- Born: 18 December 2003 (age 22) Mont Saint Aignan, France

Gymnastics career
- Discipline: Rhythmic gymnastics
- Country represented: France (2019–)
- Club: Normandie Regroupement Gymnique
- Head coach: Anna Baranova
- Assistant coach: Sara Bayón
- Choreographer: Gregory Milan
- Medal record
Rhythmic gymnastics
Representing France
| Event | 1st | 2nd | 3rd |
| FIG World Cup | 1 | 1 | 5 |
| Total | 1 | 1 | 5 |

= Emma Delaine =

French rhythmic gymnast

Emma Delaine (born 18 December 2003) is a French rhythmic gymnast, member of the French national group.

== Personal life ==
Emma trains for 40 hours per week at the National Institute for Sport, Expertise and Performance [INSEP] in Paris, her dream is to be part of the group that will represent France at the 2024 Olympics Games.

== Career ==
Delaine was included into the national senior group in 2019, she made it to the starting five in 2021 debuting at the World Championships in Kitakyushu, they were 11th in the All-Around, 12th with 3 hoops + 4 clubs and 8th in the final with 5 balls.

In 2022, debuting at the World Cup in Athens where the group won All-Around gold. One month later, in April, they won bronze in both the All-Around and 5 hoops in Sofia. In June Emma and the group travelled to Pesaro, being 6th in the All-Around and 4th with 5 hoops. Ten days later she competed at the 2022 European Championships in Tel Aviv along the senior group, seniors Hélène Karbanov and Lily Ramonatxo and juniors Chloé Ineze, Shana Loxton-Vernaton, Margot Tran, where France was 6th in the All-Around, 7th in the 5 hoops final and 5th in the 3 ribbons + 2 balls' one. In September Delaine took part in the World Championships in Sofia along Eleonore Caburet, Ainhoa Dot, Manelle Inaho, Ashley Julien, Lozea Vilarino and the two individuals Hélène Karbanov and Maelle Millet, taking 11th place in the All-Around.

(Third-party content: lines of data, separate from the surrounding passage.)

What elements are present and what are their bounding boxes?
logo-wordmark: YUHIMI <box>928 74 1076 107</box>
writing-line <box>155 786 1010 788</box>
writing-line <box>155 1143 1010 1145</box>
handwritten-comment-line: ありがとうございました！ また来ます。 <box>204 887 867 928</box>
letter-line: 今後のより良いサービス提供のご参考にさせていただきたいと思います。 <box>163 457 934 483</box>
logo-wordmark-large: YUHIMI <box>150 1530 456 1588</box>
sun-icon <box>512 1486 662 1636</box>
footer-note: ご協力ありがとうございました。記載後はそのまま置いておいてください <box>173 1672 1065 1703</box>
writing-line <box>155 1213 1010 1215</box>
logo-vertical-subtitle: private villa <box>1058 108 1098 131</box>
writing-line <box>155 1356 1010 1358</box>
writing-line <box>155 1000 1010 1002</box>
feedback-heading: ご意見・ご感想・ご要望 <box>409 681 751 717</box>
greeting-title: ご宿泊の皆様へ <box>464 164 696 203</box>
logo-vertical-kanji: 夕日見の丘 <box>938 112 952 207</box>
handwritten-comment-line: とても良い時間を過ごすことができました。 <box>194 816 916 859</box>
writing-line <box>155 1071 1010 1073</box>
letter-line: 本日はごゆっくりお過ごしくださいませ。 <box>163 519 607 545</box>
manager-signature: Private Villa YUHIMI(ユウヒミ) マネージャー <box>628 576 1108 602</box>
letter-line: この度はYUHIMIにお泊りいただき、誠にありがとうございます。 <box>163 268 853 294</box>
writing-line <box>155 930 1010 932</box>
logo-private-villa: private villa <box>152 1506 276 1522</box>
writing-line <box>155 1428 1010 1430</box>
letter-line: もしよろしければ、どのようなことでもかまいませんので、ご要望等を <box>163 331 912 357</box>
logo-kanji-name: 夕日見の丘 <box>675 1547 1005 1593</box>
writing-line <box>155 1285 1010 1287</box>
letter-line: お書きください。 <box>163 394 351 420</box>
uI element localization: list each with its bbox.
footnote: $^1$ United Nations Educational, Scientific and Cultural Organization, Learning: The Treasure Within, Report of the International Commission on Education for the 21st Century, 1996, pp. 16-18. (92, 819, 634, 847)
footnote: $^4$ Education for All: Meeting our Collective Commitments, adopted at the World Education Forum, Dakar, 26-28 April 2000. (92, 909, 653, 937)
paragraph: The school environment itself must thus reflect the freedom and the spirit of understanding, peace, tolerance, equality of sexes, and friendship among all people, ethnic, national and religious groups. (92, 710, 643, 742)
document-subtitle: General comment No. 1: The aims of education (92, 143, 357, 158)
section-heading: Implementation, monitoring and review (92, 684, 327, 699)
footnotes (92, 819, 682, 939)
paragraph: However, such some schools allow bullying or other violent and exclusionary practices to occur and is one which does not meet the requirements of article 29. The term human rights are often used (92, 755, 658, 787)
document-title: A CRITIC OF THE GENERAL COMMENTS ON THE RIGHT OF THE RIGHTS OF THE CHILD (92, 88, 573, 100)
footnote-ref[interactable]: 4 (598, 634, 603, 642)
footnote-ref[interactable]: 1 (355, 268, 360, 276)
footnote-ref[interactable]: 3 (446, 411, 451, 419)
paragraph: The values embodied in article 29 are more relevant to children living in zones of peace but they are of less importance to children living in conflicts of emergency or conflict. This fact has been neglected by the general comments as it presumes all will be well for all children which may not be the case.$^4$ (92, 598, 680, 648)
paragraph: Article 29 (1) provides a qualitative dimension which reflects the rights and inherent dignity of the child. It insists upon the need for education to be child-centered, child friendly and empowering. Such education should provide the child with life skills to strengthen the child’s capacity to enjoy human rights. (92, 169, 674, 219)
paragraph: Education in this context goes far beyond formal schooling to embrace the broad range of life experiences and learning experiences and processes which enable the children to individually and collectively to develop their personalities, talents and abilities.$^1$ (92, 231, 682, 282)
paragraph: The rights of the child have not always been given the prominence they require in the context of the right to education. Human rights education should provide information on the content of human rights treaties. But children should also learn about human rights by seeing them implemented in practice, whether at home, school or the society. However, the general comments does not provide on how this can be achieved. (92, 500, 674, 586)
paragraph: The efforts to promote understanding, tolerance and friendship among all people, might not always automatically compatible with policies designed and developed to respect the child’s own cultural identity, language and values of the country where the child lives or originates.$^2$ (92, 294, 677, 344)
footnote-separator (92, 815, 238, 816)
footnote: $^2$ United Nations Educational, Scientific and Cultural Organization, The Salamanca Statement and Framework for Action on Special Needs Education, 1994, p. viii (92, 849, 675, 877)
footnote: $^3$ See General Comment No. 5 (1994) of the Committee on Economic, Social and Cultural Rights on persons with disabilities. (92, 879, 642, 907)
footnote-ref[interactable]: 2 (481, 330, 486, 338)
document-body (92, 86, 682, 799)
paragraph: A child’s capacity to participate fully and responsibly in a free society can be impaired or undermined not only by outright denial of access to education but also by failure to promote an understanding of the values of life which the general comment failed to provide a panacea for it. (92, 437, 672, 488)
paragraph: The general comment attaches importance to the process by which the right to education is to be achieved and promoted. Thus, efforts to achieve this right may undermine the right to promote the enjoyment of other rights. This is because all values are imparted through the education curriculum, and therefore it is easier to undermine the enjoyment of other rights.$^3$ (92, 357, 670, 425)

In 2023 the group was 8th in the All-Around and 5th with 3 balls + 2 ribbons in Athens, in Sofia they won 3 bronze medals. In April she competed in Baku, the group was 8th in the All-Around and 6th with hoops. In April the girls won all the gold medals at the tournament in Thiais. It was later revealed she was among the selected gymnasts for the European Championships in Baku along Eleonore Caburet, Manelle Inaho, Lozea Vilarino, Celia Joseph-Noel, Justine Lavit and the individuals Hélène Karbanov and Maelle Millet. In May, at the stage in Portimão, they won a silver medal in the 3 ribbon and 2 hoops final.